2- 50’den Az Çalışanı Olan İş Yerlerinde Çalışmaktan Kaçınma Hakkının Kullanılması
Elli kişiden az çalışanı olan bir işyerinde iş sağlığı ve güvenliği kurulu olmadığından çalışan doğrudan işverene müracaat ederek durumun tespit edilmesini ve gerekli tedbirlerin alınmasına karar verilmesini talep edebilecektir. İşverenin çalışanın talebi yönünde karar vermesi hâlinde çalışan, gerekli tedbirler alınıncaya kadar çalışmaktan kaçınabilir. Çalışanların çalışmaktan kaçındığı dönemdeki ücreti ile kanunlardan ve iş sözleşmesinden doğan diğer hakları saklıdır.
7 Bakınız: Dipnot 3
8 Bakınız: Dipnot 3
9 İşverenin de ayrıca 6331 sayılı yasanın 12. Maddesindeki vecibeleri yerine getirip getirmediği göz önüne alınmalıdır.
Tahliye
MADDE 12
(1) Ciddi, yakın ve önlenemeyen tehlikenin meydana gelmesi durumunda işveren;
a) Çalışanların işi bırakarak derhal çalışma yerlerinden ayrılıp güvenli bir yere gidebilmeleri için, önceden gerekli düzenlemeleri yapar ve çalışanlara gerekli talimatları verir.
b) Durumun devam etmesi hâlinde, zorunluluk olmadıkça, gerekli donanıma sahip ve özel olarak görevlendirilenler dışındaki çalışanlardan işlerine devam etmelerini isteyemez.

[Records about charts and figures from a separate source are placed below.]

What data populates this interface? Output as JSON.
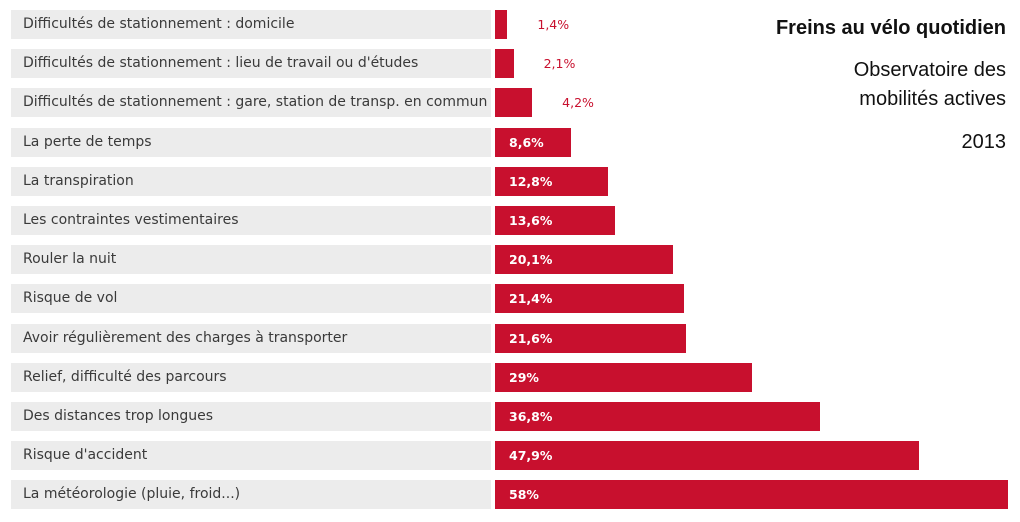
{
  "colors": {
    "bar": "#c8102e",
    "label_bg": "#ececec"
  },
  "chart_data": {
    "type": "bar",
    "orientation": "horizontal",
    "title": "Freins au vélo quotidien",
    "subtitle_lines": [
      "Observatoire des",
      "mobilités actives"
    ],
    "year": "2013",
    "categories": [
      "Difficultés de stationnement : domicile",
      "Difficultés de stationnement : lieu de travail ou d'études",
      "Difficultés de stationnement : gare, station de transp. en commun",
      "La perte de temps",
      "La transpiration",
      "Les contraintes vestimentaires",
      "Rouler la nuit",
      "Risque de vol",
      "Avoir régulièrement des charges à transporter",
      "Relief, difficulté des parcours",
      "Des distances trop longues",
      "Risque d'accident",
      "La météorologie (pluie, froid...)"
    ],
    "values": [
      1.4,
      2.1,
      4.2,
      8.6,
      12.8,
      13.6,
      20.1,
      21.4,
      21.6,
      29,
      36.8,
      47.9,
      58
    ],
    "value_labels": [
      "1,4%",
      "2,1%",
      "4,2%",
      "8,6%",
      "12,8%",
      "13,6%",
      "20,1%",
      "21,4%",
      "21,6%",
      "29%",
      "36,8%",
      "47,9%",
      "58%"
    ],
    "xlim": [
      0,
      58
    ]
  }
}
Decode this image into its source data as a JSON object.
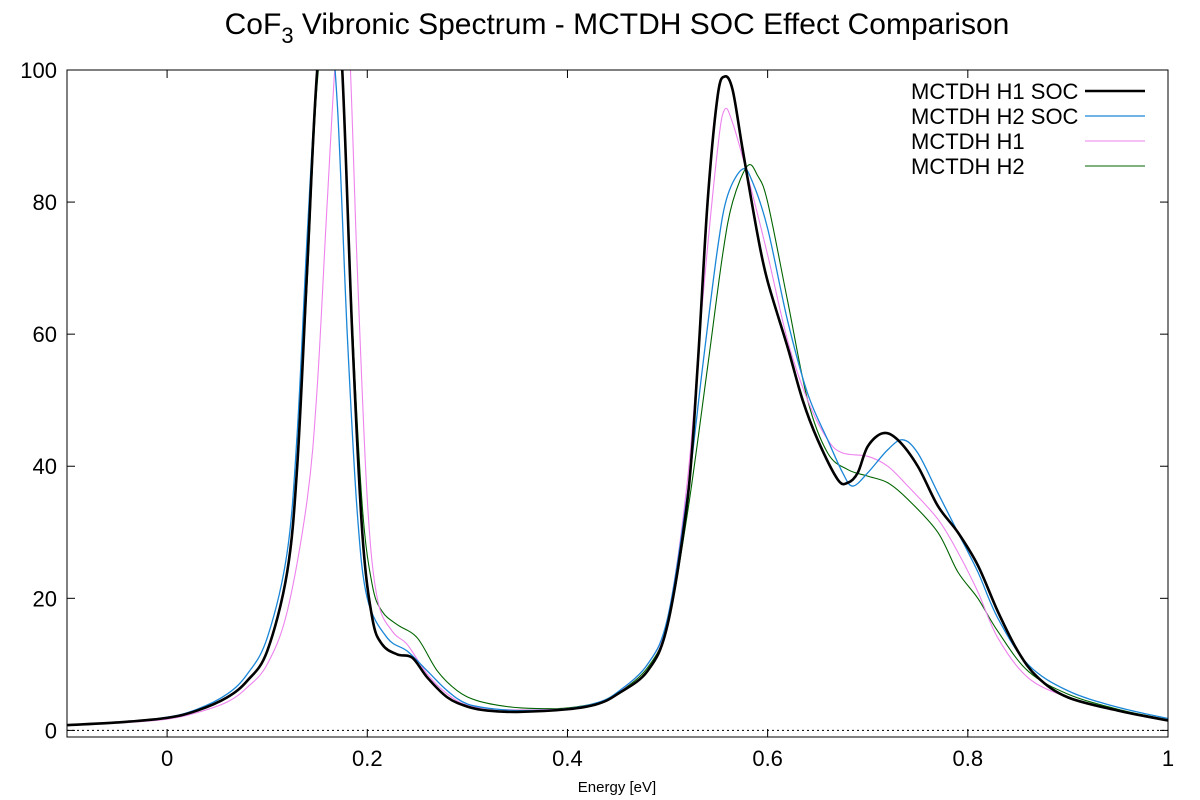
{
  "chart_data": {
    "type": "line",
    "title_main": "CoF",
    "title_sub": "3",
    "title_rest": " Vibronic Spectrum - MCTDH SOC Effect Comparison",
    "xlabel": "Energy [eV]",
    "ylabel": "",
    "xlim": [
      -0.1,
      1.0
    ],
    "ylim": [
      -1,
      100
    ],
    "xticks": [
      0,
      0.2,
      0.4,
      0.6,
      0.8,
      1.0
    ],
    "xtick_labels": [
      "0",
      "0.2",
      "0.4",
      "0.6",
      "0.8",
      "1"
    ],
    "yticks": [
      0,
      20,
      40,
      60,
      80,
      100
    ],
    "ytick_labels": [
      "0",
      "20",
      "40",
      "60",
      "80",
      "100"
    ],
    "grid": false,
    "zero_line": "dotted",
    "legend_position": "top-right",
    "series": [
      {
        "name": "MCTDH H1 SOC",
        "color": "#000000",
        "width": 2.6,
        "points": [
          [
            -0.1,
            0.8
          ],
          [
            -0.05,
            1.2
          ],
          [
            0,
            1.9
          ],
          [
            0.03,
            3.0
          ],
          [
            0.06,
            5.0
          ],
          [
            0.08,
            7.5
          ],
          [
            0.1,
            12
          ],
          [
            0.12,
            24
          ],
          [
            0.13,
            40
          ],
          [
            0.14,
            70
          ],
          [
            0.15,
            100
          ],
          [
            0.165,
            120
          ],
          [
            0.175,
            100
          ],
          [
            0.185,
            60
          ],
          [
            0.195,
            30
          ],
          [
            0.205,
            17
          ],
          [
            0.215,
            13
          ],
          [
            0.23,
            11.5
          ],
          [
            0.245,
            11
          ],
          [
            0.26,
            8
          ],
          [
            0.28,
            5
          ],
          [
            0.3,
            3.6
          ],
          [
            0.32,
            3.0
          ],
          [
            0.35,
            2.8
          ],
          [
            0.4,
            3.2
          ],
          [
            0.43,
            4.0
          ],
          [
            0.45,
            5.5
          ],
          [
            0.48,
            9
          ],
          [
            0.5,
            16
          ],
          [
            0.52,
            35
          ],
          [
            0.53,
            55
          ],
          [
            0.54,
            80
          ],
          [
            0.55,
            96
          ],
          [
            0.557,
            99
          ],
          [
            0.565,
            97
          ],
          [
            0.575,
            88
          ],
          [
            0.59,
            75
          ],
          [
            0.6,
            68
          ],
          [
            0.62,
            58
          ],
          [
            0.635,
            50
          ],
          [
            0.65,
            44
          ],
          [
            0.67,
            38
          ],
          [
            0.68,
            37.5
          ],
          [
            0.69,
            39
          ],
          [
            0.7,
            43
          ],
          [
            0.715,
            45
          ],
          [
            0.73,
            44
          ],
          [
            0.75,
            40
          ],
          [
            0.77,
            34
          ],
          [
            0.79,
            30
          ],
          [
            0.81,
            25
          ],
          [
            0.83,
            18
          ],
          [
            0.85,
            12
          ],
          [
            0.87,
            8
          ],
          [
            0.9,
            5
          ],
          [
            0.95,
            3
          ],
          [
            1.0,
            1.5
          ]
        ]
      },
      {
        "name": "MCTDH H2 SOC",
        "color": "#1a86d8",
        "width": 1.3,
        "points": [
          [
            -0.1,
            0.8
          ],
          [
            -0.05,
            1.2
          ],
          [
            0,
            2.0
          ],
          [
            0.03,
            3.2
          ],
          [
            0.06,
            5.5
          ],
          [
            0.08,
            8.5
          ],
          [
            0.1,
            14
          ],
          [
            0.12,
            27
          ],
          [
            0.13,
            45
          ],
          [
            0.14,
            75
          ],
          [
            0.15,
            100
          ],
          [
            0.16,
            110
          ],
          [
            0.17,
            95
          ],
          [
            0.18,
            60
          ],
          [
            0.19,
            33
          ],
          [
            0.2,
            20
          ],
          [
            0.22,
            14
          ],
          [
            0.24,
            12
          ],
          [
            0.26,
            9
          ],
          [
            0.28,
            6
          ],
          [
            0.3,
            4
          ],
          [
            0.33,
            3.2
          ],
          [
            0.36,
            3.0
          ],
          [
            0.4,
            3.3
          ],
          [
            0.43,
            4.2
          ],
          [
            0.45,
            5.8
          ],
          [
            0.48,
            10
          ],
          [
            0.5,
            17
          ],
          [
            0.52,
            36
          ],
          [
            0.535,
            55
          ],
          [
            0.55,
            73
          ],
          [
            0.56,
            81
          ],
          [
            0.575,
            85
          ],
          [
            0.585,
            83
          ],
          [
            0.6,
            76
          ],
          [
            0.62,
            62
          ],
          [
            0.64,
            51
          ],
          [
            0.66,
            44
          ],
          [
            0.675,
            39
          ],
          [
            0.685,
            37
          ],
          [
            0.7,
            39
          ],
          [
            0.72,
            42.5
          ],
          [
            0.735,
            44
          ],
          [
            0.75,
            42
          ],
          [
            0.77,
            36
          ],
          [
            0.79,
            30
          ],
          [
            0.81,
            24
          ],
          [
            0.83,
            17
          ],
          [
            0.86,
            10
          ],
          [
            0.9,
            6
          ],
          [
            0.95,
            3.5
          ],
          [
            1.0,
            1.8
          ]
        ]
      },
      {
        "name": "MCTDH H1",
        "color": "#ee82ee",
        "width": 1.1,
        "points": [
          [
            -0.1,
            0.8
          ],
          [
            -0.05,
            1.1
          ],
          [
            0,
            1.7
          ],
          [
            0.03,
            2.7
          ],
          [
            0.06,
            4.3
          ],
          [
            0.08,
            6.5
          ],
          [
            0.1,
            10
          ],
          [
            0.12,
            18
          ],
          [
            0.14,
            35
          ],
          [
            0.15,
            52
          ],
          [
            0.16,
            80
          ],
          [
            0.17,
            105
          ],
          [
            0.18,
            110
          ],
          [
            0.19,
            70
          ],
          [
            0.2,
            35
          ],
          [
            0.21,
            20
          ],
          [
            0.225,
            15
          ],
          [
            0.24,
            13
          ],
          [
            0.26,
            8.5
          ],
          [
            0.28,
            5.5
          ],
          [
            0.3,
            3.8
          ],
          [
            0.33,
            3.2
          ],
          [
            0.36,
            3.1
          ],
          [
            0.4,
            3.3
          ],
          [
            0.43,
            4.2
          ],
          [
            0.45,
            5.7
          ],
          [
            0.48,
            10
          ],
          [
            0.5,
            17
          ],
          [
            0.52,
            38
          ],
          [
            0.535,
            65
          ],
          [
            0.55,
            88
          ],
          [
            0.557,
            94
          ],
          [
            0.565,
            92
          ],
          [
            0.58,
            84
          ],
          [
            0.6,
            72
          ],
          [
            0.62,
            59
          ],
          [
            0.64,
            50
          ],
          [
            0.66,
            44
          ],
          [
            0.675,
            42
          ],
          [
            0.7,
            41.5
          ],
          [
            0.72,
            40
          ],
          [
            0.74,
            37
          ],
          [
            0.77,
            32
          ],
          [
            0.79,
            27
          ],
          [
            0.81,
            21
          ],
          [
            0.83,
            14
          ],
          [
            0.86,
            8
          ],
          [
            0.9,
            5
          ],
          [
            0.95,
            3
          ],
          [
            1.0,
            1.5
          ]
        ]
      },
      {
        "name": "MCTDH H2",
        "color": "#006400",
        "width": 1.1,
        "points": [
          [
            -0.1,
            0.8
          ],
          [
            -0.05,
            1.2
          ],
          [
            0,
            1.9
          ],
          [
            0.03,
            3.0
          ],
          [
            0.06,
            5.0
          ],
          [
            0.08,
            7.5
          ],
          [
            0.1,
            12
          ],
          [
            0.12,
            24
          ],
          [
            0.13,
            40
          ],
          [
            0.14,
            68
          ],
          [
            0.15,
            98
          ],
          [
            0.165,
            115
          ],
          [
            0.175,
            100
          ],
          [
            0.185,
            62
          ],
          [
            0.195,
            34
          ],
          [
            0.205,
            22
          ],
          [
            0.215,
            18
          ],
          [
            0.23,
            16
          ],
          [
            0.25,
            14
          ],
          [
            0.27,
            9
          ],
          [
            0.29,
            6
          ],
          [
            0.31,
            4.5
          ],
          [
            0.34,
            3.6
          ],
          [
            0.37,
            3.3
          ],
          [
            0.4,
            3.4
          ],
          [
            0.43,
            4.2
          ],
          [
            0.45,
            5.6
          ],
          [
            0.48,
            9.5
          ],
          [
            0.5,
            16
          ],
          [
            0.52,
            33
          ],
          [
            0.54,
            55
          ],
          [
            0.555,
            72
          ],
          [
            0.565,
            80
          ],
          [
            0.58,
            85.5
          ],
          [
            0.59,
            84
          ],
          [
            0.6,
            80
          ],
          [
            0.62,
            65
          ],
          [
            0.64,
            50
          ],
          [
            0.66,
            42
          ],
          [
            0.68,
            39.5
          ],
          [
            0.7,
            38.5
          ],
          [
            0.72,
            37.5
          ],
          [
            0.74,
            35
          ],
          [
            0.77,
            30
          ],
          [
            0.79,
            24
          ],
          [
            0.81,
            20
          ],
          [
            0.83,
            15
          ],
          [
            0.86,
            9
          ],
          [
            0.9,
            5.5
          ],
          [
            0.95,
            3.2
          ],
          [
            1.0,
            1.6
          ]
        ]
      }
    ]
  }
}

(2) İşveren, çalışanların kendileri veya diğer kişilerin güvenliği için ciddi ve yakın bir tehlike ile karşılaştıkları ve amirine hemen haber veremedikleri durumlarda; istenmeyen sonuçların önlenmesi için, bilgileri ve mevcut teknik donanımları çerçevesinde müdahale edebilmelerine imkân sağlar. Böyle bir durumda çalışanlar, ihmal veya dikkatsiz davranışları olmadıkça yaptıkları müdahaleden dolayı sorumlu tutulamaz.